Outre-Manche, le mauvais vaudeville du Brexit a connu récemment une période de faste. Toutes les initiatives de Boris Johnson n'ont mené nulle part et à chaque fois il a été défait par un vote contraire du Parlement. C'était notamment le cas avec la motion du Brexit sans accord et les élections anticipées. Sans compter des abandons qui font mal, comme celui de son propre frère Jo Johnson. Logiquement, l'on pourrait s'attendre à un renvoi immédiat de son conseiller principal Dominic Cummings pour avis erronés, mais Bojo est Bojo et uniquement intéressé par Bojo et qui sait si ce cher collaborateur ne trouvera pas une nouvelle solution magique.

Même sans son Cummings, il n'a pas hésité à se féliciter des avances de ses négociations avec l'UE. Une information formellement contredite par plusieurs sources à Bruxelles. Mais dans cette histoire on n'en est plus à un mensonge près.

J'ai toujours eu beaucoup d'estime et de sympathie pour l'Angleterre, où le premier parlement de l'histoire a vu le jour.

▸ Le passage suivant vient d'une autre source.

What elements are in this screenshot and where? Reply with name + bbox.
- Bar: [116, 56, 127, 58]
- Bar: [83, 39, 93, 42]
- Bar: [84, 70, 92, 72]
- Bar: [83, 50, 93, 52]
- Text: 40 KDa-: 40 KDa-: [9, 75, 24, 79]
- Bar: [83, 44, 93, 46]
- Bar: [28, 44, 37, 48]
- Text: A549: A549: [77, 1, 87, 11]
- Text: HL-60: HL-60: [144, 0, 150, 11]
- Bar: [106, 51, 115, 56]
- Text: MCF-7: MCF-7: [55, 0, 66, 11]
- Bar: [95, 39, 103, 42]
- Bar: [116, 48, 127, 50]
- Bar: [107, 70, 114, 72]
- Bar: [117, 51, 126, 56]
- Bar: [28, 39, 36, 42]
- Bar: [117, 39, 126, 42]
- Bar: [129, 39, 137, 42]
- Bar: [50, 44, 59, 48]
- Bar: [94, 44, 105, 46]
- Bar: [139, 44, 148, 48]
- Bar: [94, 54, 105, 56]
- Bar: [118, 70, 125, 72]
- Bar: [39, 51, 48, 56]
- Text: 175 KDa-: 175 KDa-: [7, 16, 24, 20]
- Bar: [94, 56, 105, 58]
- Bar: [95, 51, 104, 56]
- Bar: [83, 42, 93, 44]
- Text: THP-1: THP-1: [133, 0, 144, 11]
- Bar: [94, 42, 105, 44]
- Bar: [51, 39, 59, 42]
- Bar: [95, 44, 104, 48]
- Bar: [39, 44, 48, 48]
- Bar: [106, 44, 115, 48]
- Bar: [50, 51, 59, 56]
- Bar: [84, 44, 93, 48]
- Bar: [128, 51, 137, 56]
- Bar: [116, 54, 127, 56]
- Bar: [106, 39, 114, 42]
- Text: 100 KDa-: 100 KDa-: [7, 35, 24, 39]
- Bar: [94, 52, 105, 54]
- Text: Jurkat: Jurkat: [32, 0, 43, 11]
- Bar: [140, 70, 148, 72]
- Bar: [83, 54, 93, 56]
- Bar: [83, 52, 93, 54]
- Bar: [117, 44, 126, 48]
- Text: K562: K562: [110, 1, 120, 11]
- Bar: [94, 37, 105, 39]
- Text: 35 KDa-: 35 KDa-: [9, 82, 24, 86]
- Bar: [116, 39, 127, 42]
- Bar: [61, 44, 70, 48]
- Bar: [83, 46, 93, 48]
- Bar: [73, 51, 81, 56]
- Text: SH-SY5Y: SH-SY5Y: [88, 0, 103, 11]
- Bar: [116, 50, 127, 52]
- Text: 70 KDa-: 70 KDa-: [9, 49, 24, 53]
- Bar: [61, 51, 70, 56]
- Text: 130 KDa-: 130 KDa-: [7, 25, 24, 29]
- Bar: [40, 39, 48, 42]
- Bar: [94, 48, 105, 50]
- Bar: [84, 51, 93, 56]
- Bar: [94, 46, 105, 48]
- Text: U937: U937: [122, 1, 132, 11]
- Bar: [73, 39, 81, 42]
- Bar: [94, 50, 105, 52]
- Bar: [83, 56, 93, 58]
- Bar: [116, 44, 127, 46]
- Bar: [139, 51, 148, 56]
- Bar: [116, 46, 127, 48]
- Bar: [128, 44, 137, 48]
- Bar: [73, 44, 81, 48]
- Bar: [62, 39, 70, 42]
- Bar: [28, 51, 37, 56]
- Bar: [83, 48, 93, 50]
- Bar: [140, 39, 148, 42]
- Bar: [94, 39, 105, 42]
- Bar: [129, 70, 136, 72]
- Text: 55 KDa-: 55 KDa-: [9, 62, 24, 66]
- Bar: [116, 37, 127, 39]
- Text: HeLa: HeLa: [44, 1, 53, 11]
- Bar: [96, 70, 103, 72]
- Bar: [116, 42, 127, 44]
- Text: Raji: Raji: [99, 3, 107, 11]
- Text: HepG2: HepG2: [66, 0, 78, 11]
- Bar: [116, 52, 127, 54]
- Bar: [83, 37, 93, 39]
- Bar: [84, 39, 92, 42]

Actuellement pourtant, avec la farce absurde du Brexit, les shows futiles du Premier ministre, son conseiller sans foi ni loi, les dissonances de Nigel Farage et Milo Yiannopoulos, mon enthousiasme pour "Dear Old England" a pris un sérieux coup.

Le gouverneur de la province où j'habite, la Flandre-Occidentale, a indiqué les graves perturbations du trafic sur le réseau autoroutier avec la France qu'il faut craindre en cas d'un retrait britannique sans accord, le 31 octobre prochain. Entretemps, les autorités sur le continent cherchent à recruter des dizaines de douaniers et s'attendent à une multiplication d'encombres pour la circulation des voitures et de délais considérables pour l'acheminement des marchandises.

J'ai été favorablement impressionné par l'analyse implacable de Giuliano da Empoli des maux de notre temps et de l'impact colossal de ses "ingénieurs" qui sur la base d'algorithmes et à travers les réseaux sociaux jouent un tel rôle politique important, pour ne pas dire hélas déterminant.

À ce propos, je me suis souvenu d'une citation du regretté Philip Kerr que j'ai posté il y a 2 ans sur Babelio et extrait de son roman "La feinte de l'attaquant", disant : "Je ne suis pas trop fan des réseaux sociaux. Selon moi, nous nous porterions tous beaucoup mieux si chaque tweet était tarifé cinq pennys, ou si nous devions coller dessus un timbre-poste avant de l'envoyer. " (page 12).